We faced the same issue and fixed it. Below is the reason and solution.

Problem

When the connection pool mechanism is used, the application server (in our case, it is JBOSS) creates connections according to the min-connection parameter. If you have 10 applications running, and each has a min-connection of 10, then a total of 100 sessions will be created in the database. Also, in every database, there is a max-session parameter, if your total number of connections crosses that border, then you will get Got minus one from a read call.

FYI: Use the query below to see your total number of sessions:

SELECT username, count(username) FROM v$session 
WHERE username IS NOT NULL group by username

Solution: With the help of our DBA, we increased that max-session parameter, so that all our application min-connection can accommodate.


I got this error message from using an oracle database in a docker despite the fact i had publish port to host option "-p 1521:1521". I was using jdbc url that was using ip address 127.0.0.1, i changed it to the host machine real ip address and everything worked then.


I would like to augment to Stephen C's answer, my case was on the first dot.

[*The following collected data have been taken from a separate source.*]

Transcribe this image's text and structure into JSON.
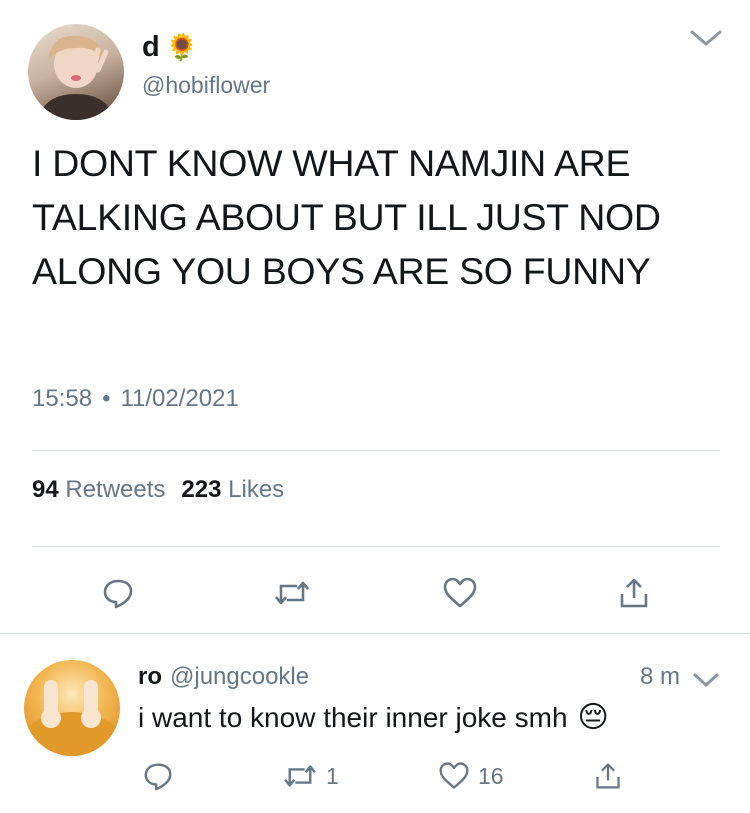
{
  "tweet": {
    "display_name": "d",
    "name_emoji": "🌻",
    "handle": "@hobiflower",
    "text": "I DONT KNOW WHAT NAMJIN ARE TALKING ABOUT BUT ILL JUST NOD ALONG YOU BOYS ARE SO FUNNY",
    "time": "15:58",
    "separator": "•",
    "date": "11/02/2021",
    "retweets_count": "94",
    "retweets_label": "Retweets",
    "likes_count": "223",
    "likes_label": "Likes"
  },
  "reply": {
    "display_name": "ro",
    "handle": "@jungcookle",
    "time": "8 m",
    "text": "i want to know their inner joke smh",
    "emoji": "😔",
    "retweet_count": "1",
    "like_count": "16"
  },
  "icons": {
    "caret": "chevron-down-icon",
    "reply": "reply-bubble-icon",
    "retweet": "retweet-icon",
    "like": "heart-icon",
    "share": "share-icon"
  },
  "colors": {
    "text": "#14171a",
    "secondary": "#657786",
    "divider": "#d8dde1",
    "icon": "#657786"
  }
}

So since we have DHCP to allocate IP addresses in the company, DHCP changed my machine's address without of course asking neither me nor Oracle. So out of the blue oracle refused to do anything and gave the minus one dreaded exception. So if you want to workaround this once and for ever, and since TCP.INVITED_NODES of SQLNET.ora file does not accept wildcards as stated here, you can add you machine's hostname instead of the IP address.